A Galashiels-based riverside arts project will be stepping out in style with a town walking festival this month as an exciting new partnership is formed.

Connecting Threads is delighted to announce a multi-part creative programme in collaboration with Galashiels Walking Festival, run by the town’s Hike & Bike Hub, from Friday, April 26 to Sunday, April 28.

This new partnership, ‘Town to River, River to Town’, embeds contemporary art into organised group walks through a programme of participatory events.

This is the first time that the two organisations have worked together and the first time that the walking festival has featured artists as part of its programme.

Hike & Bike Hub’s Galashiels Walking Festival also coincides with the beginning of ‘Trodden Paths’, a new artist residency initiated by Connecting Threads.

The selected artists in residence are multi-disciplinary duo Robbie Coleman and Jo Hodges, whose work takes many different forms in response to site, place or community.

Over nine weeks between April and September, Connecting Threads are supporting the artists to undertake creative research and practice in response to the footpaths leading out of Galashiels. They interested in not just where we walk but how.

‘Town to River, River to Town’ programme:

  • Friday, April 26: The Matt Seattle Band at Café ReCharge.

During lockdown, renowned Border piper Matt Seattle composed The Gala Water Suite, consisting of 14 original pieces inspired by locations mentioned in the earliest versions of the Braw, Braw Lads song, bookended by the Braw Lads melody and Soor Plums. For this first performance of the work in the Borders – appropriately in Galashiels – Matt will be joined by his five-piece band. The evening will include a hearty Café Recharge meal.

  • Saturday, April 27: Town to River, audiovisual public walk.

Experience Gala Water and the River Tweed like never before.
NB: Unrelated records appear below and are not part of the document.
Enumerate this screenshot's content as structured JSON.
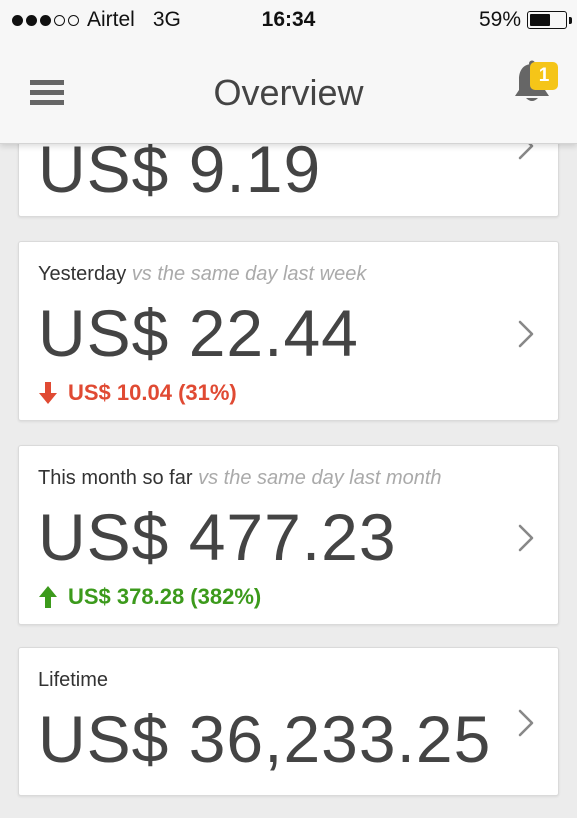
{
  "status_bar": {
    "signal_filled": 3,
    "signal_total": 5,
    "carrier": "Airtel",
    "network": "3G",
    "time": "16:34",
    "battery": "59%",
    "battery_level": 0.59
  },
  "header": {
    "title": "Overview",
    "menu_icon": "hamburger-menu-icon",
    "notification_icon": "bell-icon",
    "notification_count": "1",
    "badge_color": "#f5c518"
  },
  "cards": {
    "partial": {
      "value": "US$ 9.19"
    },
    "yesterday": {
      "label": "Yesterday",
      "comparison": "vs the same day last week",
      "value": "US$ 22.44",
      "delta": "US$ 10.04 (31%)",
      "direction": "down",
      "color": "#e04a33"
    },
    "this_month": {
      "label": "This month so far",
      "comparison": "vs the same day last month",
      "value": "US$ 477.23",
      "delta": "US$ 378.28 (382%)",
      "direction": "up",
      "color": "#3c9a1c"
    },
    "lifetime": {
      "label": "Lifetime",
      "value": "US$ 36,233.25"
    }
  }
}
Along the route will be a series of pop-up audio-visual art installations incorporating work made by local schools and community groups in collaboration with printmaker Georgie Fay and sound artist Balandino Di Donato. Beginning in Galashiels town centre, this walking event will involve a joyful, leisurely wander along

the Black Path, which runs alongside Gala Water, and down to the confluence with the Tweed at Galafoot.

  • Sunday, April 28: Town to River, glass map-making walk.

Artist Inge Panneels leads a group walk and glass map-making workshop to enrich participants’ relationships with the ecologies and histories that shape the river Tweed today. In the morning, the group will walk from the Hike & Bike Hub in Galashiels to the Tweed via Poets Corner and Galafoot, then back to town, collecting ideas, notes, images and objects along the way. Back in Galashiels, at Little Art Hub, Panneels will teach participants how to make their own glass maps using techniques such as etching and engraving. There will also be informed by historical map facsimiles of the Scottish Borders from the collections of the National Library of Scotland.